Monetary policy right now is a dance between rising house prices, a high exchange rate and weak business investment.
If we focus predominantly on house prices it is easy to justify raising rates. House price growth is simply too strong and runs the risk of compromising financial stability if left unchecked. By raising rates we can slow the momentum, improve financial stability and potentially create a soft landing for the housing sector.
But unfortunately we cannot assess house prices in isolation and we certainly cannot understate the importance of other sectors of the economy, such as the business sector.
Rates were set low in the first place to facilitate a rebalancing of the Australian economy away from a reliance on the mining sector. That process has begun but it remains a work in progress. More importantly though that process has yet to meet its sternest test: the impending collapse in mining investment.
The situation has been made all the more difficult by the high Australian dollar, which continues to respond to our elevated terms-of-trade. The non-mining sector desperately needs a weaker dollar in order to facilitate export sales but a sudden rate rise would only further compromise that goal.
Analysts will differ on which factor they believe is more important. Can we risk a sudden correction to house prices? Can the economy rebalance with a high exchange rate? How big a hole will the collapse in mining investment leave? Your view on these questions may determine whether you think rates should go up or down next.
Personally I don’t think there needs to be a choice. In fact I’m convinced that the RBA can have its cake and eat it too. But they’ll have to play it smart and be a little crafty. Rebalancing the economy may require tools that are a little less blunt than monetary policy.
House prices can be addressed though non-interest rate policies – known as macroprudential policies – that directly affect lending. On October 1, the Reserve Bank of New Zealand (RBNZ) introduced such measures, which restricted the share of new residential lending with loan-to-valuation ratios over 80 per cent to just 10 per cent of the total value of each bank’s total residential mortgage lending.
Since then the New Zealand housing market has noticeably slowed. Housing effectively stopped being a significant determinant of monetary policy in New Zealand, allowing the RBNZ to focus on fine-tuning policy to meet the needs of the business sector and their rising terms of trade.
If the same could be achieved in Australia then the RBA would no longer face a balancing act regarding the lesser of two evils: high house prices or a high exchange rate. Instead they could moderate house price growth while maintaining loose monetary policy to create enough momentum to allow business investment to collapse without compromising the integrity of the entire economy.
For now it appears as though the RBA has made their choice. They are more concerned with rebalancing the Australian economy than they are with rising house prices.

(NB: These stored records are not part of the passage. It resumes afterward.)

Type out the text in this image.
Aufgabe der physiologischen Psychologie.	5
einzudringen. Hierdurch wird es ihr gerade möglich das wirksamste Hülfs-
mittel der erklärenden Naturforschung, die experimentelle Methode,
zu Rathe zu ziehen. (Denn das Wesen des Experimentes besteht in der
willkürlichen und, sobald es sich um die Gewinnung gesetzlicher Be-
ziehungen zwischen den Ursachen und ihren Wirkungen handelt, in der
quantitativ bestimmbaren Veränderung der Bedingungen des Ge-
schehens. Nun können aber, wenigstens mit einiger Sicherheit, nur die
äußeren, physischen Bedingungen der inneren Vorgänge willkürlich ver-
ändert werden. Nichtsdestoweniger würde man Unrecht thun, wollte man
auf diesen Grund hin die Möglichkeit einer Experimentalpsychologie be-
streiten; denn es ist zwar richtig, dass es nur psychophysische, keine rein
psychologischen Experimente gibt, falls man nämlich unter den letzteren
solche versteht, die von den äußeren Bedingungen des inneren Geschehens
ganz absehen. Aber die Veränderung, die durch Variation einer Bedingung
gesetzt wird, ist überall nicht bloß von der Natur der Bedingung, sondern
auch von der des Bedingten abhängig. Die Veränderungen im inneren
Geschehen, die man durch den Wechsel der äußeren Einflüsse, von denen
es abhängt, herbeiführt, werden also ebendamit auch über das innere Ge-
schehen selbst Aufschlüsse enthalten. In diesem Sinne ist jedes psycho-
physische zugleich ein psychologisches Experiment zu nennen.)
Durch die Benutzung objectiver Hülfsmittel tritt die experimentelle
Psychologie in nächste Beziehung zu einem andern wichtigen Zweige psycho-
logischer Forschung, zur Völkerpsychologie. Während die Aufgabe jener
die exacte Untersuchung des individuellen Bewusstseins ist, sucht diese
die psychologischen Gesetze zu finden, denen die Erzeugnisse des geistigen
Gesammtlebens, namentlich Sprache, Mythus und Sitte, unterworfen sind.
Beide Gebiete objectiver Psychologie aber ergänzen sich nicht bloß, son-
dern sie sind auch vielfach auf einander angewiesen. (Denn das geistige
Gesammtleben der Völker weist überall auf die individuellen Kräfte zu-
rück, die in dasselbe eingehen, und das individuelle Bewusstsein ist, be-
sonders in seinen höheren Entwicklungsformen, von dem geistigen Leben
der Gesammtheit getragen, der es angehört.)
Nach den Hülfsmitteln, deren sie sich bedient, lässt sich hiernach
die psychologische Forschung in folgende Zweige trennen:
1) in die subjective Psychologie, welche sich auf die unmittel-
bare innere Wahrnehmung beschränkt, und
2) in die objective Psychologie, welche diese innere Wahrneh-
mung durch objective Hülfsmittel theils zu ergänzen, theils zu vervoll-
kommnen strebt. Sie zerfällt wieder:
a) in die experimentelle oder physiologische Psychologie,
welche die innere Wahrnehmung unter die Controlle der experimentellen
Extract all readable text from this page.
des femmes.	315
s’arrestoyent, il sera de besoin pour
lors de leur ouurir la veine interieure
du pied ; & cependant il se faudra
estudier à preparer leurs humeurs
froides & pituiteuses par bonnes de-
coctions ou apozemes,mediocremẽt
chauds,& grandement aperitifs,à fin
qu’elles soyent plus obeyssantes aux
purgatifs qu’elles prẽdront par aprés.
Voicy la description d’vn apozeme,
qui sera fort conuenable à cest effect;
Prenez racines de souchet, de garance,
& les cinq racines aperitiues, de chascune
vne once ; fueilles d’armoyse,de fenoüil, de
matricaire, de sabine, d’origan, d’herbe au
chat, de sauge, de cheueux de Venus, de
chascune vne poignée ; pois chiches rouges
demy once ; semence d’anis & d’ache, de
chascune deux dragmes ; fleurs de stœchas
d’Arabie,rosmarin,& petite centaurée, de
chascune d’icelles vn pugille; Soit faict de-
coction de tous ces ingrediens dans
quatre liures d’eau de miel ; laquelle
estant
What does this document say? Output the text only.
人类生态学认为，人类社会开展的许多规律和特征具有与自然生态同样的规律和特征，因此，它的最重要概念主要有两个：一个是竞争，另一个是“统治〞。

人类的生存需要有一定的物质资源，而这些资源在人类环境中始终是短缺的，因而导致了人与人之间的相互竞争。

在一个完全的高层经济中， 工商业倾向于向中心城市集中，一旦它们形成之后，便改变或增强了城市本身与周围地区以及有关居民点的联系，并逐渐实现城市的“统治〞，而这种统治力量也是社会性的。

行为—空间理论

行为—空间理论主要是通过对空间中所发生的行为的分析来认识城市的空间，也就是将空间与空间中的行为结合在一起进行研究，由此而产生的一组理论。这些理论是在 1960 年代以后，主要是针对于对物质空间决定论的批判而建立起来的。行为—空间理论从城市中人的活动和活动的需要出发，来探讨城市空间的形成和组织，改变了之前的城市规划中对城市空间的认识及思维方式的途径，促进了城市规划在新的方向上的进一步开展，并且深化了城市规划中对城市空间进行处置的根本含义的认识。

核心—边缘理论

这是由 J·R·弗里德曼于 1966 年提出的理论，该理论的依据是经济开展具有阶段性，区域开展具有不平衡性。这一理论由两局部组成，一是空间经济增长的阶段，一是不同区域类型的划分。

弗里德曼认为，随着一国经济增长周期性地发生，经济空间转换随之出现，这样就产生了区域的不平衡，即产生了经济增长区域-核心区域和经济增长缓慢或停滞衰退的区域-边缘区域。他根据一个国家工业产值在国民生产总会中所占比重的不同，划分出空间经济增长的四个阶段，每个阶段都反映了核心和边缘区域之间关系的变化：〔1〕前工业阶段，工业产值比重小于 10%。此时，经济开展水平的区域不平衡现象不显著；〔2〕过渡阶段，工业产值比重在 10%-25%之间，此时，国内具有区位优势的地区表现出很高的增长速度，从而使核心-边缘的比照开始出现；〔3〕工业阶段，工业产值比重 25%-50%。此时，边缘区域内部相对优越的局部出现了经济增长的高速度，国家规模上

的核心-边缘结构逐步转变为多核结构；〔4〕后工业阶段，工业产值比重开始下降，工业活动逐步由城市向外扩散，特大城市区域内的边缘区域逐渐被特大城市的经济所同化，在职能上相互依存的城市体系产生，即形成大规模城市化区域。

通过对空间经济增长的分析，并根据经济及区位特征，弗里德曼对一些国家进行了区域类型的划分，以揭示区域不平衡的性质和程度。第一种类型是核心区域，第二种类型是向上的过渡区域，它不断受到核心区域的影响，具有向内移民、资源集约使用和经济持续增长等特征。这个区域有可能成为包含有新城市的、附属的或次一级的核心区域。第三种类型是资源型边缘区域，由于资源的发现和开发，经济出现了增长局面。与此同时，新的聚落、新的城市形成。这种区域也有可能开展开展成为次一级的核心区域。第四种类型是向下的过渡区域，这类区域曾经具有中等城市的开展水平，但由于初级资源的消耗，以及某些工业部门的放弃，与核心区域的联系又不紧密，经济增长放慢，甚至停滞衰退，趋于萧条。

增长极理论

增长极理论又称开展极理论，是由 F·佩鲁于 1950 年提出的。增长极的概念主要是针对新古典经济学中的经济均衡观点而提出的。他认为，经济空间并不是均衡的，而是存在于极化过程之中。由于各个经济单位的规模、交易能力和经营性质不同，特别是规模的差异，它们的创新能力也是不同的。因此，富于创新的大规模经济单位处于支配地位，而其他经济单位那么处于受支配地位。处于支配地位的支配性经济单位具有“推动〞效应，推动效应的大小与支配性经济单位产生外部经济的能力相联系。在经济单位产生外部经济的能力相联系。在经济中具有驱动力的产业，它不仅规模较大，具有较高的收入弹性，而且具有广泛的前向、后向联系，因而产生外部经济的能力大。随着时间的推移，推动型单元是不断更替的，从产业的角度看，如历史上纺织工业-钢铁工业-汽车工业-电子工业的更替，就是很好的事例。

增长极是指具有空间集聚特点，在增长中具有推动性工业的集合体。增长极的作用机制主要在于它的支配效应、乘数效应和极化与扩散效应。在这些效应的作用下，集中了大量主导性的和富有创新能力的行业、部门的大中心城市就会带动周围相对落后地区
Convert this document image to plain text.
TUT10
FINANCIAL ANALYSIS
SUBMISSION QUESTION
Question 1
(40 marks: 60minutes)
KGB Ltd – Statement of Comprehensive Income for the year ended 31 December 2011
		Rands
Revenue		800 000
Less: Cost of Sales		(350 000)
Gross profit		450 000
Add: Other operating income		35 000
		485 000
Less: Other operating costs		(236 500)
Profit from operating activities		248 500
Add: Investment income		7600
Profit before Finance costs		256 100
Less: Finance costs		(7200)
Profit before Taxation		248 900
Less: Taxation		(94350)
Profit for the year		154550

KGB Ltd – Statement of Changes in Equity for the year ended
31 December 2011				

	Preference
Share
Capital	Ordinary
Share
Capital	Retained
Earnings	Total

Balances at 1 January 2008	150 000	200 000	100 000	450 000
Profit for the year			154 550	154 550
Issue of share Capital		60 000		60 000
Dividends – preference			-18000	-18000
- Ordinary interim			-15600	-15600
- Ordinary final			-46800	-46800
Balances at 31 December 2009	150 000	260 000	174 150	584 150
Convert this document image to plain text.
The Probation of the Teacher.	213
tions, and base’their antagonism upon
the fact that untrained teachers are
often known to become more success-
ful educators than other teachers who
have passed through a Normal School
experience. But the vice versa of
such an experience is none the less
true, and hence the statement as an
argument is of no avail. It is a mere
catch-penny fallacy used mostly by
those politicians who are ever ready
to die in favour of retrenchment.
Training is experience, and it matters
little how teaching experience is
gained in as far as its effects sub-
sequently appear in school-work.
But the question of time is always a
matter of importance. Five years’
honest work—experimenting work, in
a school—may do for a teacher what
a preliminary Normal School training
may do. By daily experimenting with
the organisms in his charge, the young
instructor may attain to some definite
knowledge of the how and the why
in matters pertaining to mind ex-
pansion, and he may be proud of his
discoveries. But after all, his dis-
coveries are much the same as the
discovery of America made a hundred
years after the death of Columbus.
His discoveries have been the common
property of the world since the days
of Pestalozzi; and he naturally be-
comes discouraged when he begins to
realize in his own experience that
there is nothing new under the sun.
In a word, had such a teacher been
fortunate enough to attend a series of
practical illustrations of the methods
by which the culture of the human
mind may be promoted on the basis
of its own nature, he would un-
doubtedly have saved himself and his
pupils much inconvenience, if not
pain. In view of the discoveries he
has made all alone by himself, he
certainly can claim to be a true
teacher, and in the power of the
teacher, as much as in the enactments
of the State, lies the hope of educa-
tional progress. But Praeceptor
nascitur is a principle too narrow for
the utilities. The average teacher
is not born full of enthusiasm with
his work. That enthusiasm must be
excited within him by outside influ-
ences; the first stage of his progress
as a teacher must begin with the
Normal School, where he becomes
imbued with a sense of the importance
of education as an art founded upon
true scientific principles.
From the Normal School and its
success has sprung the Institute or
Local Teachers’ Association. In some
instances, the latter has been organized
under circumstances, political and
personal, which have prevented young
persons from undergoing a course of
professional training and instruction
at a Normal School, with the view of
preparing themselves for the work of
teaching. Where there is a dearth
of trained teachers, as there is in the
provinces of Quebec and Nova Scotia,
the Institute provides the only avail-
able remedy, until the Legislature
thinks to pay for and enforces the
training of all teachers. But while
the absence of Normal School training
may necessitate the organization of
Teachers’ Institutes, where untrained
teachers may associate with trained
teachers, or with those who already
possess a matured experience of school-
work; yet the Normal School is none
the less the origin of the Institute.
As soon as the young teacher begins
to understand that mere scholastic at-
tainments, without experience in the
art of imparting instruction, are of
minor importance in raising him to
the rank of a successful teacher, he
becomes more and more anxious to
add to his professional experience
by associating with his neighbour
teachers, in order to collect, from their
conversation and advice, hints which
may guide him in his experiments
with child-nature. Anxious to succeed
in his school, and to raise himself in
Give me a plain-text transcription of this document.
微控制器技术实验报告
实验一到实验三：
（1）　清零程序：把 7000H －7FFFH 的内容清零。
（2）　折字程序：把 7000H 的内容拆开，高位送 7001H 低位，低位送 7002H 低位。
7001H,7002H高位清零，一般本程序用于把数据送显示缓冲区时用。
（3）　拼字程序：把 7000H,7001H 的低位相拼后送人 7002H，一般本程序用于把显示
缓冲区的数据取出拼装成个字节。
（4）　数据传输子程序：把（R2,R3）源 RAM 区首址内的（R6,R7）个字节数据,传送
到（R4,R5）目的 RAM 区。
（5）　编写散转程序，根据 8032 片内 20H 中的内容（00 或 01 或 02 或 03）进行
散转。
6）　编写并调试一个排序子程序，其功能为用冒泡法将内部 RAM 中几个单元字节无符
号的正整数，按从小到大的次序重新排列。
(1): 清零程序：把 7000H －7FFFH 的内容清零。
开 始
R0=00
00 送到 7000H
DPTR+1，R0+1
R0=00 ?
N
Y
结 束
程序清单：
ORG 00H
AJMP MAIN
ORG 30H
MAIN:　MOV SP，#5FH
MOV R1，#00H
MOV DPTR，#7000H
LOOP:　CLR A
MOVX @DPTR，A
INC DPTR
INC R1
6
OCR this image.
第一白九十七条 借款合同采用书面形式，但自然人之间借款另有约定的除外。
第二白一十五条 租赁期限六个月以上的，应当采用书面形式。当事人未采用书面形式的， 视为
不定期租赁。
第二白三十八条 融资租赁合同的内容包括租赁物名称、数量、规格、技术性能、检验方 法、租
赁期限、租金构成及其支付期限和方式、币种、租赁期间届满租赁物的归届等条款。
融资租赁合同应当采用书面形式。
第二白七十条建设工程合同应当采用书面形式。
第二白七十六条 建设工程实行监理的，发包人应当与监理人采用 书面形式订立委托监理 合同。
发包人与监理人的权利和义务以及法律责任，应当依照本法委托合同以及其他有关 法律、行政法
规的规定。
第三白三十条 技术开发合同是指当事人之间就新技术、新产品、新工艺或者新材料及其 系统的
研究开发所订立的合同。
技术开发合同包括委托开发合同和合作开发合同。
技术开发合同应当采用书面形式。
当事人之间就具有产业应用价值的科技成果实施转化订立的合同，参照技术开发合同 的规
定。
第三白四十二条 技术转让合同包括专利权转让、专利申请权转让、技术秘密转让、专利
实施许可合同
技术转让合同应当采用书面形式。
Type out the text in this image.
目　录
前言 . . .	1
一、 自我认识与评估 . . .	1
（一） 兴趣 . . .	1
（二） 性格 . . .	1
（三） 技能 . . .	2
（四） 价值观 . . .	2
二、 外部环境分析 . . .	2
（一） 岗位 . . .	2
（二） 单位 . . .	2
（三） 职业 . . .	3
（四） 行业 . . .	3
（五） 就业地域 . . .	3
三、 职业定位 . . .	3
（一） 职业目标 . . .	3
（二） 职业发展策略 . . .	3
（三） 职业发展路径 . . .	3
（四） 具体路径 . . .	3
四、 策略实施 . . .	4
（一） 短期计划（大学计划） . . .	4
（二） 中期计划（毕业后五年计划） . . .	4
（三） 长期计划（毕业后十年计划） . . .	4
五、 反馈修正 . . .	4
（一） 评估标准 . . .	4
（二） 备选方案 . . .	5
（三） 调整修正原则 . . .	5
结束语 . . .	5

At the same time though their jawboning activities have clearly moved from the exchange rate to house price growth. Recent comments in their Financial Stability Review and in public speeches indicate that they are keen to slow the momentum in the housing market – even if they are not prepared to raise rates or intervene directly to achieve it.
The RBA has stated a clear desire to leave rates unchanged for some time yet; however, if their jawboning attempts on house prices fail – as they did for the exchange rate – then they will inevitably face a tough choice. If that time comes hopefully they will choose to follow in the path of New Zealand rather than compromise growth to punish the exuberance of investors.